TV Show: Star Trek: Picard

You may also like...

  • Will113

    Section 31 better not be behind all this.

    • Stormbreaker

      It’s Nu-Trek, so Section 31 is behind everything. Robot uprising? 31 did it. Romulan sun blows up? 31 did it. Someone drank the milk straight out of the carton? 31 did it. I’m uncomfortably reminded of how Cerberus seeped into every facet of the Mass Effect franchise by ME3, though at the very least, Bioware were smart enough to recognize they were still the bad guys.

      • Tyler Peterson

        Of course it’s Section 31, but by now simply Section” 31″ is too simple. Who’s *behind* Section 31? My two guesses are either 1) Emperor Palpatine, or 2) Wesley’s nanobots.

        • Grumpy

          Seriously, a callback to the Nanites would be awesome. They were deposited on their own planet, as I recall, and were evolving hourly. What would they be today?

          • Spuddie

            Possibilities
            1) a grey cloud encircling the planet deconstructing everything that steps foot on the planet’s surface
            2) One gigantic Bender
            3) Smug hyperevolved energy beings who now toy with sentient life forms out of boredom

        • Will113

          Section 31…lead by one of the main TNG characters.

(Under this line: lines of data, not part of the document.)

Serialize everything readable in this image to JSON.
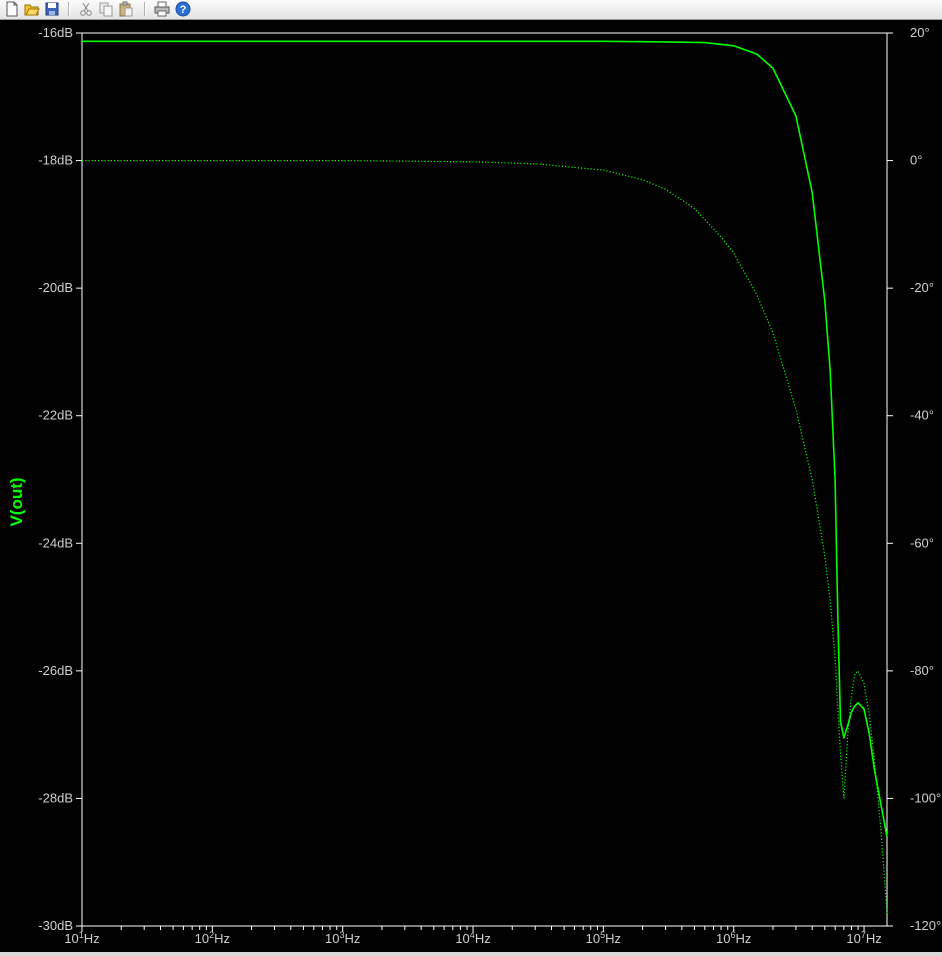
{
  "toolbar": {
    "buttons": [
      {
        "name": "new-icon"
      },
      {
        "name": "open-folder-icon"
      },
      {
        "name": "save-icon"
      },
      {
        "name": "cut-icon"
      },
      {
        "name": "copy-icon"
      },
      {
        "name": "paste-icon"
      },
      {
        "name": "print-icon"
      },
      {
        "name": "help-icon"
      }
    ]
  },
  "colors": {
    "background": "#000000",
    "trace": "#00ff00",
    "axis": "#ffffff",
    "tick_text": "#d0d0d0",
    "grid": "#404040"
  },
  "chart_data": {
    "type": "line",
    "ylabel": "V(out)",
    "x_scale": "log",
    "xlim": [
      10,
      15000000
    ],
    "ylim": [
      -30,
      -16
    ],
    "y2lim": [
      -120,
      20
    ],
    "x_ticks": [
      {
        "value": 10,
        "base": "10",
        "exp": "1",
        "unit": "Hz"
      },
      {
        "value": 100,
        "base": "10",
        "exp": "2",
        "unit": "Hz"
      },
      {
        "value": 1000,
        "base": "10",
        "exp": "3",
        "unit": "Hz"
      },
      {
        "value": 10000,
        "base": "10",
        "exp": "4",
        "unit": "Hz"
      },
      {
        "value": 100000,
        "base": "10",
        "exp": "5",
        "unit": "Hz"
      },
      {
        "value": 1000000,
        "base": "10",
        "exp": "6",
        "unit": "Hz"
      },
      {
        "value": 10000000,
        "base": "10",
        "exp": "7",
        "unit": "Hz"
      }
    ],
    "y_ticks": [
      {
        "value": -16,
        "label": "-16dB"
      },
      {
        "value": -18,
        "label": "-18dB"
      },
      {
        "value": -20,
        "label": "-20dB"
      },
      {
        "value": -22,
        "label": "-22dB"
      },
      {
        "value": -24,
        "label": "-24dB"
      },
      {
        "value": -26,
        "label": "-26dB"
      },
      {
        "value": -28,
        "label": "-28dB"
      },
      {
        "value": -30,
        "label": "-30dB"
      }
    ],
    "y2_ticks": [
      {
        "value": 20,
        "label": "20°"
      },
      {
        "value": 0,
        "label": "0°"
      },
      {
        "value": -20,
        "label": "-20°"
      },
      {
        "value": -40,
        "label": "-40°"
      },
      {
        "value": -60,
        "label": "-60°"
      },
      {
        "value": -80,
        "label": "-80°"
      },
      {
        "value": -100,
        "label": "-100°"
      },
      {
        "value": -120,
        "label": "-120°"
      }
    ],
    "series": [
      {
        "axis": "left",
        "style": "solid",
        "x": [
          10,
          100,
          1000,
          10000,
          100000,
          300000,
          600000,
          1000000,
          1500000,
          2000000,
          3000000,
          4000000,
          5000000,
          5500000,
          6000000,
          6300000,
          6600000,
          7000000,
          7500000,
          8000000,
          8500000,
          9000000,
          10000000,
          11000000,
          12000000,
          13500000,
          15000000
        ],
        "y": [
          -16.13,
          -16.13,
          -16.13,
          -16.13,
          -16.13,
          -16.14,
          -16.15,
          -16.2,
          -16.33,
          -16.55,
          -17.3,
          -18.5,
          -20.2,
          -21.3,
          -23.0,
          -25.2,
          -26.8,
          -27.05,
          -26.85,
          -26.65,
          -26.55,
          -26.5,
          -26.6,
          -27.0,
          -27.55,
          -28.1,
          -28.6
        ]
      },
      {
        "axis": "right",
        "style": "dotted",
        "x": [
          10,
          100,
          1000,
          10000,
          30000,
          100000,
          200000,
          300000,
          500000,
          800000,
          1000000,
          1500000,
          2000000,
          3000000,
          4000000,
          5000000,
          5500000,
          6000000,
          6300000,
          6600000,
          7000000,
          7500000,
          8000000,
          8500000,
          9000000,
          10000000,
          11000000,
          12000000,
          13500000,
          15000000
        ],
        "y": [
          0,
          0,
          0,
          -0.2,
          -0.5,
          -1.5,
          -3,
          -4.5,
          -7.5,
          -12,
          -14.5,
          -21,
          -27,
          -39,
          -50,
          -62,
          -69,
          -78,
          -86,
          -93,
          -100,
          -90,
          -84,
          -80.5,
          -80,
          -82,
          -87,
          -94,
          -105,
          -118
        ]
      }
    ]
  }
}
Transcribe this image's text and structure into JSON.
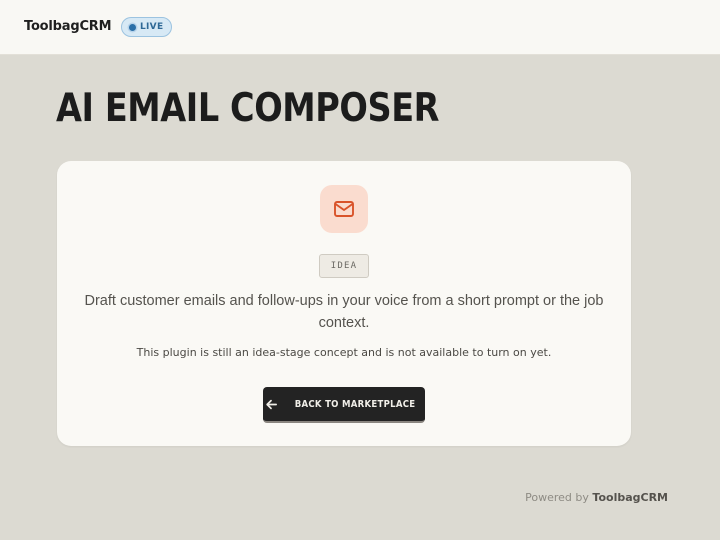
{
  "header": {
    "brand": "ToolbagCRM",
    "status_badge": "LIVE"
  },
  "page": {
    "title": "AI EMAIL COMPOSER"
  },
  "plugin_card": {
    "icon": "mail-icon",
    "stage_badge": "IDEA",
    "description": "Draft customer emails and follow-ups in your voice from a short prompt or the job context.",
    "notice": "This plugin is still an idea-stage concept and is not available to turn on yet.",
    "back_button": {
      "icon": "arrow-left-icon",
      "label": "BACK TO MARKETPLACE"
    }
  },
  "footer": {
    "powered_prefix": "Powered by",
    "powered_brand": "ToolbagCRM"
  },
  "colors": {
    "accent_orange": "#d9532a",
    "icon_tile_bg": "#fadccf",
    "live_blue": "#2a6fa8",
    "button_dark": "#232323",
    "page_bg": "#dcdad2"
  }
}
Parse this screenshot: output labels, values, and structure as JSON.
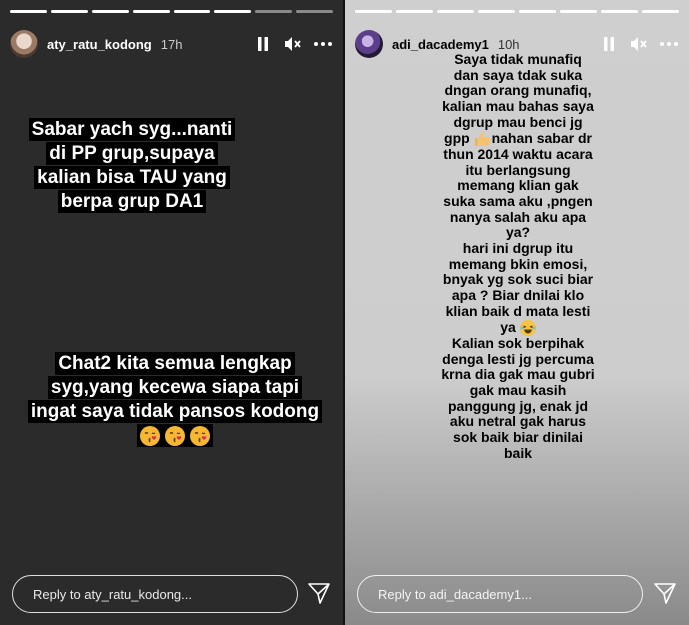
{
  "left_story": {
    "username": "aty_ratu_kodong",
    "time": "17h",
    "progress": {
      "segments": 8,
      "done": 6
    },
    "caption_top": [
      "Sabar yach syg...nanti",
      "di PP grup,supaya",
      "kalian bisa TAU yang",
      "berpa grup DA1"
    ],
    "caption_bottom": [
      "Chat2 kita semua lengkap",
      "syg,yang kecewa siapa tapi",
      "ingat saya tidak pansos kodong"
    ],
    "emojis": [
      "kissing-face",
      "kissing-face",
      "kissing-face"
    ],
    "reply_placeholder": "Reply to aty_ratu_kodong..."
  },
  "right_story": {
    "username": "adi_dacademy1",
    "time": "10h",
    "progress": {
      "segments": 8,
      "done": 8
    },
    "text_part1": "Saya tidak munafiq\ndan saya tdak suka\ndngan orang munafiq,\nkalian mau bahas saya\ndgrup mau benci jg\ngpp",
    "text_part1_emoji": "thumbs-up",
    "text_part2": "nahan sabar dr\nthun 2014 waktu acara\nitu berlangsung\nmemang klian gak\nsuka sama aku ,pngen\nnanya salah aku apa\nya?\nhari ini dgrup itu\nmemang bkin emosi,\nbnyak yg sok suci biar\napa  ? Biar dnilai klo\nklian baik d mata lesti\nya",
    "text_part2_emoji": "laughing-face",
    "text_part3": "Kalian sok berpihak\ndenga lesti jg percuma\nkrna dia gak mau gubri\ngak mau kasih\npanggung jg, enak jd\naku netral gak harus\nsok baik biar dinilai\nbaik",
    "reply_placeholder": "Reply to adi_dacademy1..."
  }
}
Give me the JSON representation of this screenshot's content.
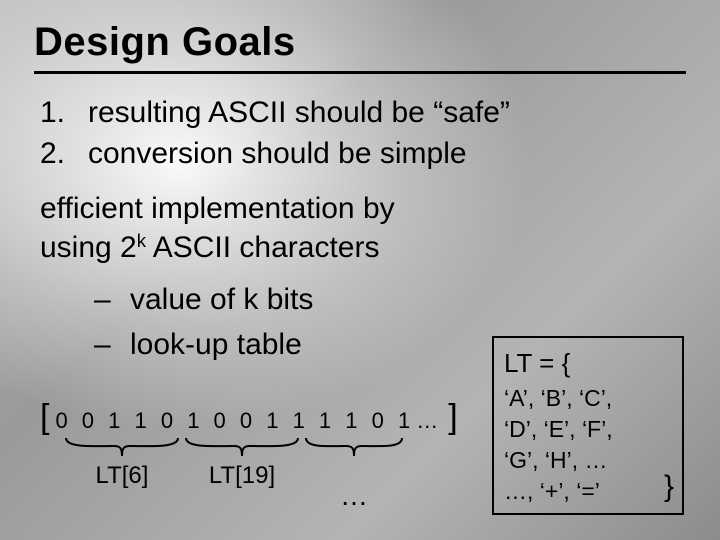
{
  "title": "Design Goals",
  "goals": [
    {
      "n": "1.",
      "text": "resulting ASCII should be “safe”"
    },
    {
      "n": "2.",
      "text": "conversion should be simple"
    }
  ],
  "impl_line1": "efficient implementation by",
  "impl_line2_pre": "using 2",
  "impl_line2_sup": "k",
  "impl_line2_post": " ASCII characters",
  "sub": [
    "value of k bits",
    "look-up table"
  ],
  "bits": {
    "open": "[",
    "close": "]",
    "digits": "0 0 1 1 0 1 0 0 1 1 1 1 0 1",
    "ellipsis": "…"
  },
  "brace_labels": {
    "a": "LT[6]",
    "b": "LT[19]",
    "c": "…"
  },
  "lt": {
    "head": "LT = {",
    "rows": [
      "‘A’, ‘B’, ‘C’,",
      "‘D’, ‘E’, ‘F’,",
      "‘G’, ‘H’, …",
      "…, ‘+’, ‘=’"
    ],
    "close": "}"
  }
}
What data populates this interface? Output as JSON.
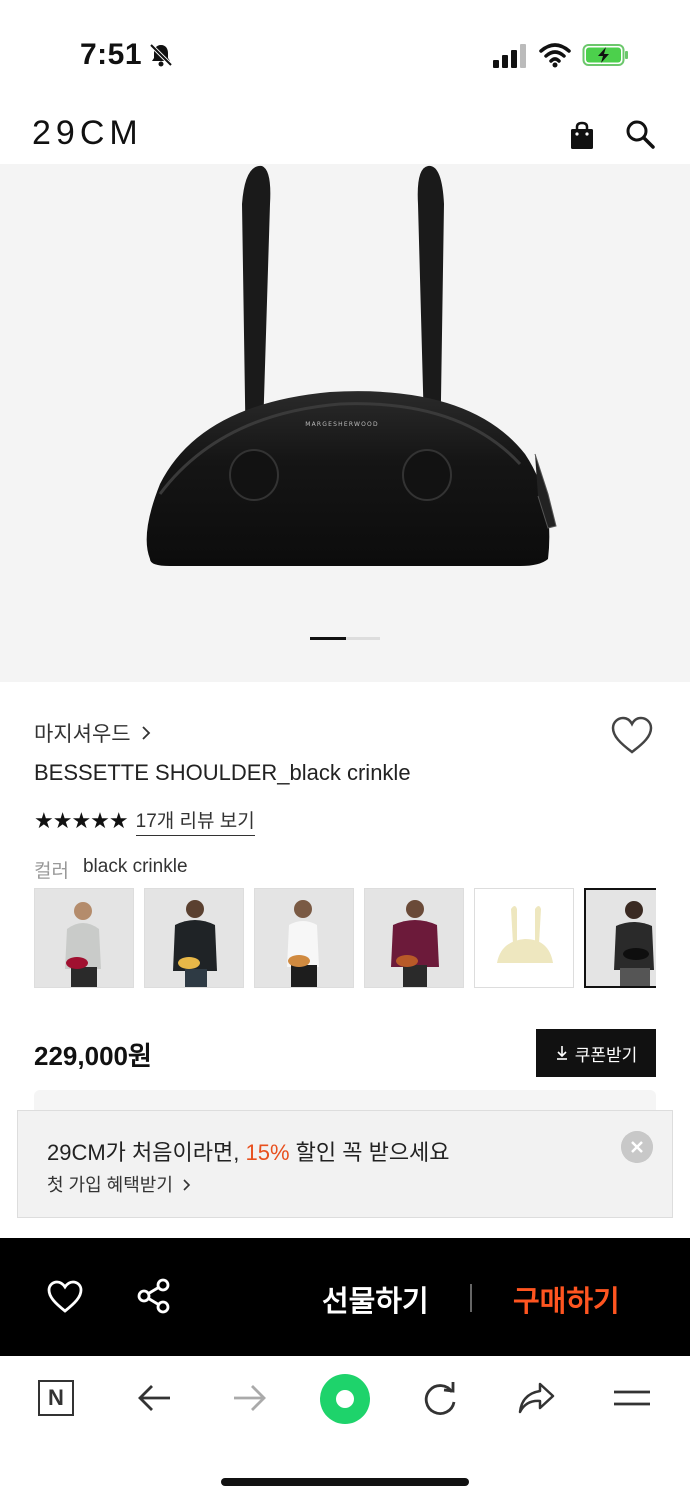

        • Susan Montgomery

          It’s the Borg that created Section 31. They implanted the idea in Picard when they captured him and, when he went back in time in First Contact, he gave the idea to Cochrane and Lily to form S31 and for Cochrane to disappear once he did so.

          However dumb you might think that is, whatever happens in the show will be even dumber.

    • Captain’s Orders

      No its going to be Section Zero. Who has been secretly behind Section 31 this whole time

      • Xander

        I just so badly want it to be those aliens who were living inside of Starfleet officers in that first season episode that are behind everything.

        • Stormbreaker

          That’s a very clever idea that skillfully employs the longstanding continuity of the franchise and offers a reasonable explanation for everything… so there’s no way in hell these hacks will even conceive of it.

  • oohhboy

    Oh god, saw a video of “French” Picard. If I didn’t know what it was a head of time I wouldn’t know he was French or wasn’t a skit. How is this so baaaad.